Any recommendations for "Airprinter" compatible laser-colour printer?

Cassady

Expert Member
Joined
Oct 27, 2011
Messages
1,968
Reaction score
65
Location
Die Kaap
As per the title – any recommendations for a iOS/Mac Airpint compatible colour laser printer, preferably that will allow for printing straight from iOS to it?

Have a Samsung colour laser that worked well enough, but it was always a mission to keep it on speaking terms with our Macs. And iOS never worked. With Samsungn then being bought by HP(?), keeping the drivers alive was even more ridiculous.

Just unpacked it now from storage, and after 18 months of not being used, is telling us we need to replace toner.
Only I have seen this movie before – spend R1.5k/R2.5k on toner – only for the printer to then still not work, due to some other issue.

At the point where we don't want to throw more money after this – so rather would just take the plunge on something new that works with what we have.
Epson? Brother? Or something else? HP? Any suggestions?
 
Surely there doesn’t exist a printer without AirPrint any more? Surely?

And anything that says it supports AirPrint will print straight from iOS, that’s pretty much the point.

It’s a driverless and installationless solution for all Apple operating systems.

There are no drivers for AirPrint, it is the driver so I can only imagine you actually never used AirPrint before because it doesn’t work like that.
 
As for the brand, my advice is ignore that and rather look at the cost of toners and ultimately the cost per page then device based on the features from there.

Also, you don’t have to go laser, it will always be more expensive up front and more expensive at replenishment but will be cheaper per page ultimately.
 
Surely there doesn’t exist a printer without AirPrint any more? Surely?

And anything that says it supports AirPrint will print straight from iOS, that’s pretty much the point.

It’s a driverless and installationless solution for all Apple operating systems.

There are no drivers for AirPrint, it is the driver so I can only imagine you actually never used AirPrint before because it doesn’t work like that.
When we bought the Samsung laser printer, years back – Airprint was certainly not common, at least – very few printers actually listed it as a feature, and those were typically the pricier, high-end machines (more for office use, not really home use).

My reference to drivers etc., were in relation to the Samsung. It certainly didn't support Airprint, and required driver installation to get it speaking properly to our Macs to have its scanning software work, and send the scans through. Eventually, it was such a pain to get it work properly, as the macOS updates kept happening, that I just connected it to a cheap Windows machine, that was basically only used for printing/scanning. All that effort just because the alternative (of navigating Samsung – then HP legacy pages – to try and find updated driver software) was just not worth it.
Did eventually find pricey (but totally worth it) Mac software that took care of the scanner side of things (VueScan) – but printing remained a PITA, with the printer more-often-than-not simply not receiving the message to print, from our Mac laptops.
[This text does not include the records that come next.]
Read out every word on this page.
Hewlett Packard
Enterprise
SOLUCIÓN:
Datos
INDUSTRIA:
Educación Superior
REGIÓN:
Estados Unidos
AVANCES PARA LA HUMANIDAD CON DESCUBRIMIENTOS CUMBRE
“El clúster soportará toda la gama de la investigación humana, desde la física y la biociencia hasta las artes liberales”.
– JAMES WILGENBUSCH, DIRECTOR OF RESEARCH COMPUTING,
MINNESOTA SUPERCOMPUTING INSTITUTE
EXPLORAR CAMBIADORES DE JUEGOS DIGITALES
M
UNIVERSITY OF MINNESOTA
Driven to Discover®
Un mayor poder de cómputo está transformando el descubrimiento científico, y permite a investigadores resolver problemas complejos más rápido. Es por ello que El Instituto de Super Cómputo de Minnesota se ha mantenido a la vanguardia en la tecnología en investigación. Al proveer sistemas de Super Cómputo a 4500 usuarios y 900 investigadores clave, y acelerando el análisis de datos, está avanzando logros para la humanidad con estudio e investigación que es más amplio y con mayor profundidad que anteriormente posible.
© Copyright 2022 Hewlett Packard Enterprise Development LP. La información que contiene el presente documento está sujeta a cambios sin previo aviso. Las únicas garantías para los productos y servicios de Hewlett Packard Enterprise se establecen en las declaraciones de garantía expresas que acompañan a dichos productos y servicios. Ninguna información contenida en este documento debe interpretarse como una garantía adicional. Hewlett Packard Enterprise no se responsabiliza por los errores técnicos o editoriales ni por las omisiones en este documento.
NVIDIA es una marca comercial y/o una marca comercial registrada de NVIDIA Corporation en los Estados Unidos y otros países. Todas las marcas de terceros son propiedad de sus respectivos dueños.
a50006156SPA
So that's the reason for my query – I haven't ever used an Airprint printer, but really would prefer to – if it works as intended. And therein lies the rub! Just because a printer says it is Airprint "compatible" doesn't necessarily mean that it actually works as intended.

Some of the ones I am looking at now, do have Airprint listed – but still hoping someone here might have gone this route recently, and can confirm it really does allow for seamless printing direct from an iPhone.
 
No if it says it’s AirPrint then it’s universally the same, it’s an Apple approved system and there is no variance to it.

There is no printer that does AirPrint better or worse than another, it’s all the same and works exactly the same.

Short of a shitty network card or some such it literally just works.

It works so well I’ve stopped bothering with any other method in enterprise even and simply enable AirPrint and call it a day.

Ironically this change came about because the industrial size Konica Minoltas we have stopped working properly with Big Sur and nobody could provide a driver that worked. Many firmware updates and days of troubleshooting and crap later figured we’d try AirPrint as a failover since it uses its own driver and low and behold problem was gone.

Haven’t reverted to the prehistoric way of doing things since.

So find comfort in knowing that if it says AirPrint it has to work as Apple expects it to work, otherwise it wouldn’t have the label.

I have used it on a number of printers from all brands over the years. As long as it’s on the same network and nobody is doing weird stuff blocking ports (Bonjour specially) etc it simply shows up on your iOS/MacOS device and you press print and off you go.

Literally takes seconds and job done.
 
My mom has an older version of that very same HP.

Does the job and is a solid machine and does AirPrint happily.

Ironically it’s a pain in the ass on Windows as with most things printer, but once it works it also keeps working.

Prices have certainly gone up though, I recall it being about R7500 some five years ago.